Coincidentally, when I got home, BBC4 were re-broadcasting Michael Collins's sensitive and insightful programme about council housing, The great estate, which you can see here (well worth the time, I'd only seen glimpses before). Collins records the sense of worth, permanence and belonging that characterised council housing at a time when it was considered 'a step up, not a step down'.
The residents Hugh and I have been working with articulate a sense of pride in the history of their (low rise) estate, and some bewilderment at the way in which this form of housing tenure and its associated culture has become socially discredited.
I'm not intending to offer an analysis of the programme here - check Dave Hill's article and links for that. Instead I want to draw on some remarks (at about 24 mins into the film) offered by one of the contributors, who grew up on an estate in Liverpool:
'All our friends lived there. All the people you went to school with lived there. But I think, because you knew all the kids, you also knew the parents and there was a lot of respect at that time. You always called the parents, 'Hello Mrs Burchall' - you always called them by their surname. You knew them but, more importantly, they knew you. And that's a powerful commodity when you're a kid, the fact that everybody knows who you are. I think that's maybe what separated the gangs of kids from the squares where we lived with the pockets of kids which hang around on street corners now who are totally anonymous.'
It's ok, I'm not suddenly about to go all soppy about some golden age of neighbouring. But I do want to try and get a sharper focus on the connection between localness (by which I mean, day-to-day occupation of the neighbourhood) and housing, as mediated by families. This is by no means entirely concerned with 'public parenting', but the forces which stimulate connection between children and their peers' parents can be exploited for other connections in the neighbourhood, contributing for example to neighbourly concern for isolated older people. Why were these kinds of social relationships seen as the default in many places but they are not now?
Here are some contributory factors that come to mind:
- routinised lifestyles and a high proportion of mothers as housewives
- lower car ownership, with playable streets
- more local employment and local schools, to which people walked or cycled
- availability of local trade, ditto
- ties that overlapped in the spheres of leisure and workplace as well as home environment
- a heritage of deference to authority (which depended often on unhealthy, disempowering relationships)
- housing that people valued.
I do not overlook the disadvantages of close-knit neighbourhoods, but for once I am not going to bang that particular drum.
Some of the subsequent social changes are desirable, some perhaps not. Some are subject to tweaking through policy influence; others, like the transition from an authority-based organisation society to an initiative-based network society, have too much momentum and are long-since out of reach of significant policy influence.
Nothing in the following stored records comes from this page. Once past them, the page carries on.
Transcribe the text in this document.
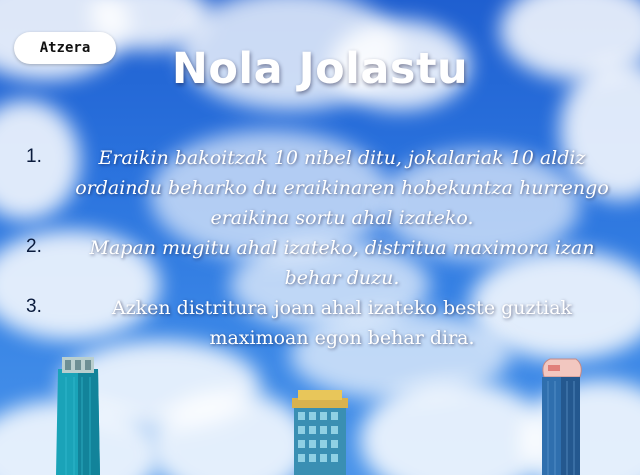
Atzera	Nola Jolastu
1.	Eraikin bakoitzak 10 nibel ditu, jokalariak 10 aldiz ordaindu beharko du eraikinaren hobekuntza hurrengo eraikina sortu ahal izateko.
2.	Mapan mugitu ahal izateko, distritua maximora izan behar duzu.
3.	Azken distritura joan ahal izateko beste guztiak maximoan egon behar dira.
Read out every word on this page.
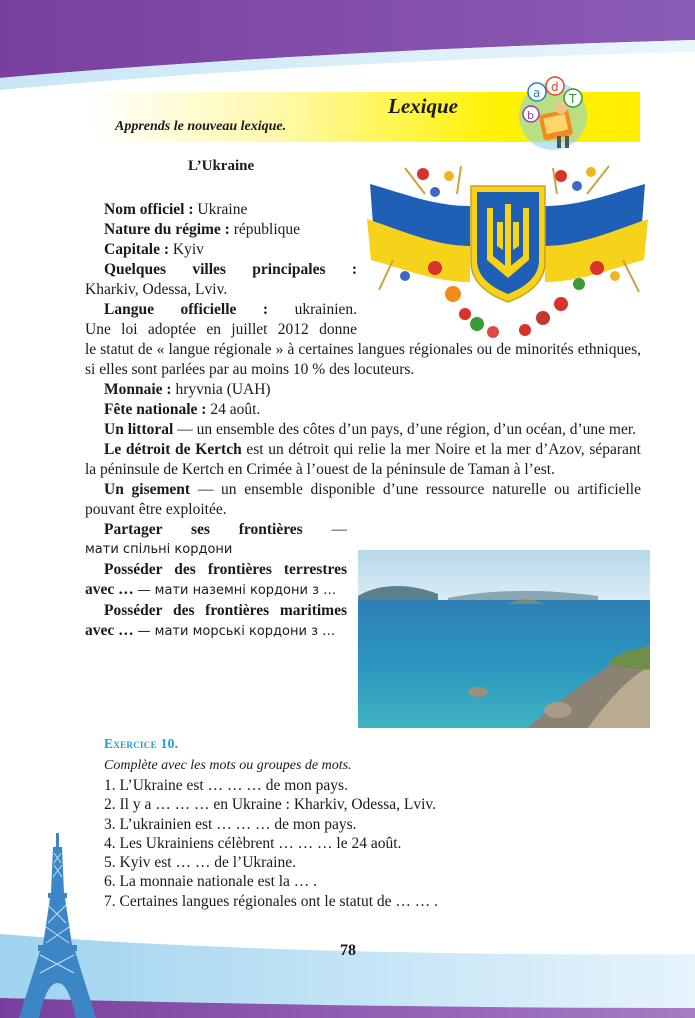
Lexique
Apprends le nouveau lexique.
a d
T
b
L’Ukraine

Nom officiel : Ukraine

Nature du régime : république

Capitale : Kyiv

Quelques villes principales :

Kharkiv, Odessa, Lviv.

Langue officielle : ukrainien.

Une loi adoptée en juillet 2012 donne

le statut de « langue régionale » à certaines langues régionales ou de minorités ethniques, si elles sont parlées par au moins 10 % des locuteurs.

Monnaie : hryvnia (UAH)

Fête nationale : 24 août.

Un littoral — un ensemble des côtes d’un pays, d’une région, d’un océan, d’une mer.

Le détroit de Kertch est un détroit qui relie la mer Noire et la mer d’Azov, séparant la péninsule de Kertch en Crimée à l’ouest de la péninsule de Taman à l’est.

Un gisement — un ensemble disponible d’une ressource naturelle ou artificielle pouvant être exploitée.

Partager ses frontières —

мати спільні кордони

Posséder des frontières terrestres avec … — мати наземні кордони з …

Posséder des frontières maritimes avec … — мати морські кордони з …

Exercice 10.
Complète avec les mots ou groupes de mots.
1. L’Ukraine est … … … de mon pays.
2. Il y a … … … en Ukraine : Kharkiv, Odessa, Lviv.
3. L’ukrainien est … … … de mon pays.
4. Les Ukrainiens célèbrent … … … le 24 août.
5. Kyiv est … … de l’Ukraine.
6. La monnaie nationale est la … .
7. Certaines langues régionales ont le statut de … … .
78
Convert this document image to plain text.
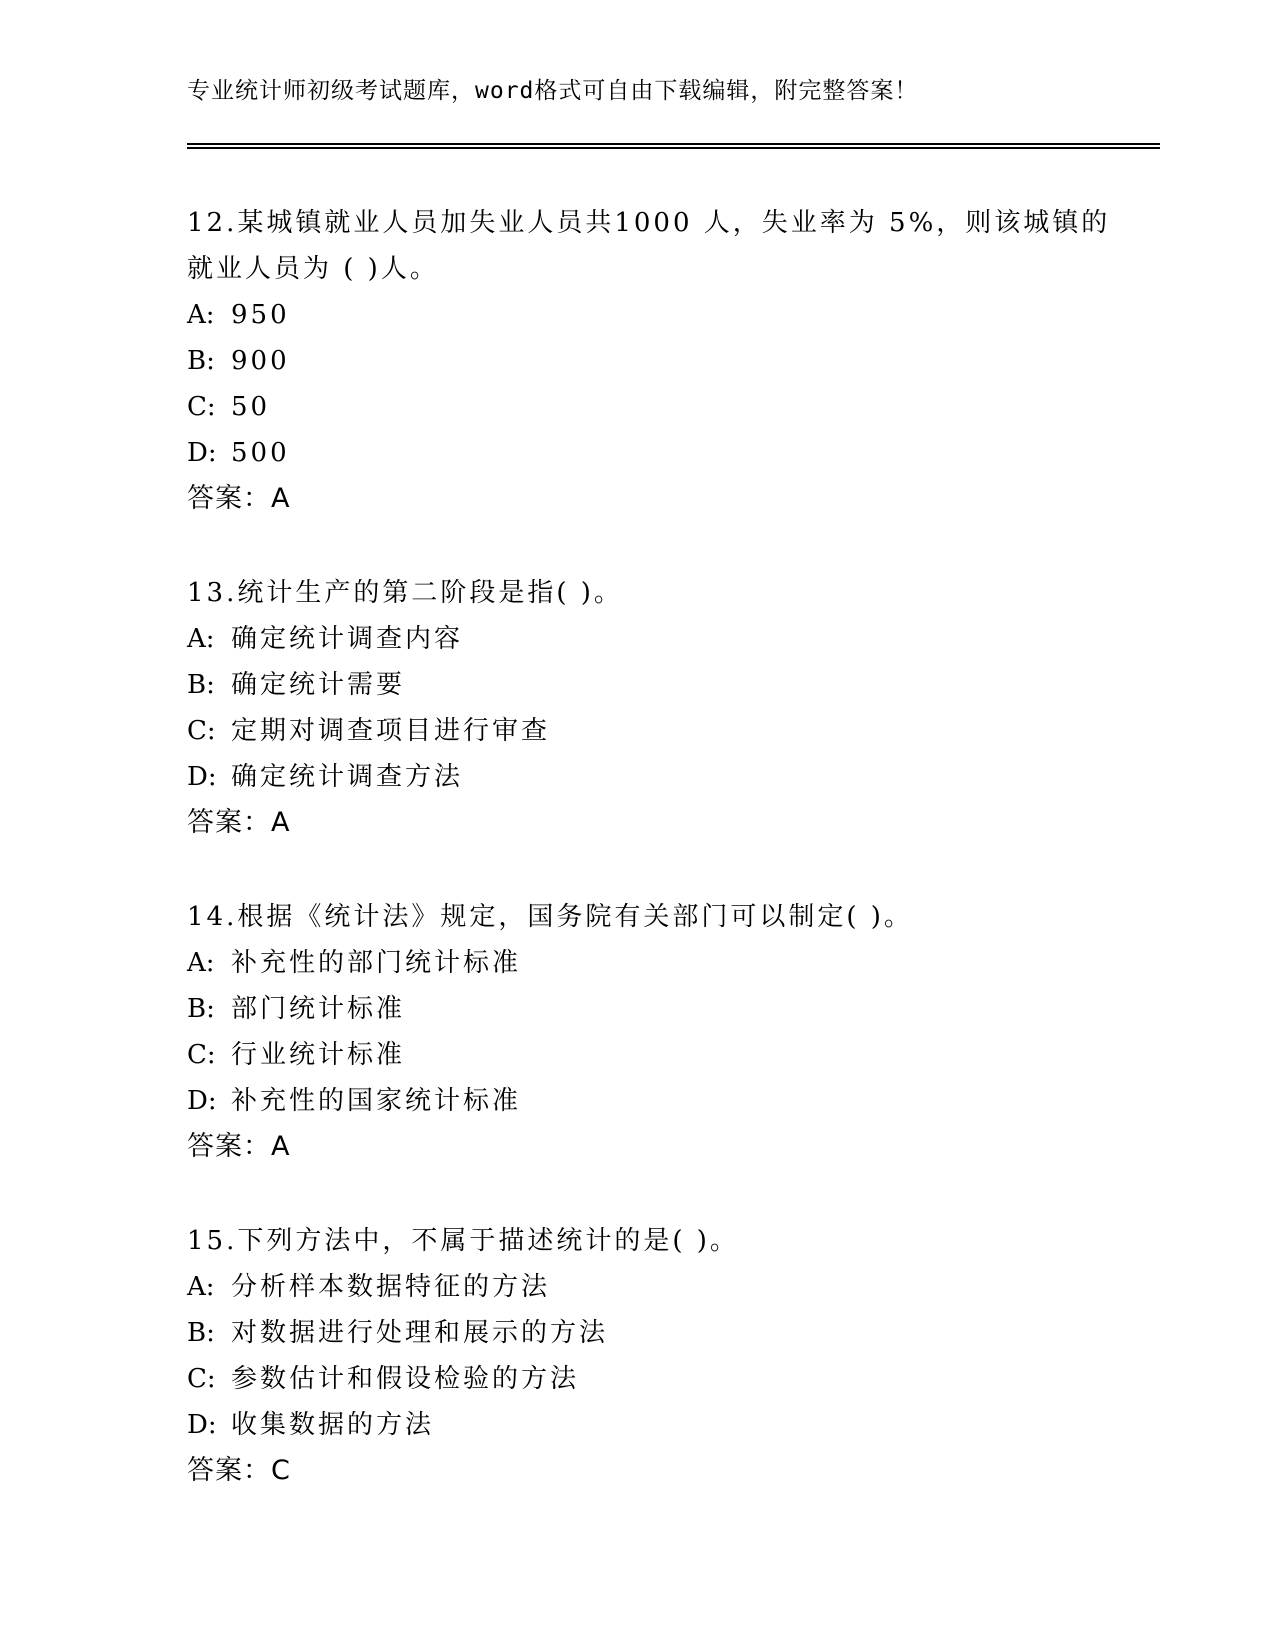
专业统计师初级考试题库，word格式可自由下载编辑，附完整答案！
12.某城镇就业人员加失业人员共1000 人，失业率为 5%，则该城镇的就业人员为 ( )人。
A: 950
B: 900
C: 50
D: 500
答案：A
13.统计生产的第二阶段是指( )。
A: 确定统计调查内容
B: 确定统计需要
C: 定期对调查项目进行审查
D: 确定统计调查方法
答案：A
14.根据《统计法》规定，国务院有关部门可以制定( )。
A: 补充性的部门统计标准
B: 部门统计标准
C: 行业统计标准
D: 补充性的国家统计标准
答案：A
15.下列方法中，不属于描述统计的是( )。
A: 分析样本数据特征的方法
B: 对数据进行处理和展示的方法
C: 参数估计和假设检验的方法
D: 收集数据的方法
答案：C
What strikes me, reflecting on the remarks quoted and the little list above (additional suggestions welcome), is that policy makers might sensibly reduce the rhetoric about greed and responsibilities, and focus more on the circumstances of life in neighbourhoods which help to establish and reinforce local social connections - like promoting local schools to which most of the pupils are expected to walk; genuinely discouraging large supermarkets, and supporting local trade; moving far more quickly to help the beleaguered local pub trade; actively and purposefully promoting local clubs and associations, and so on. It would be good to see schemes for playable streets and some serious efforts to reduce car use. And given the wretched plight of the housebuilding 'industry', let's give airtime to some ideas for reinventing social housing.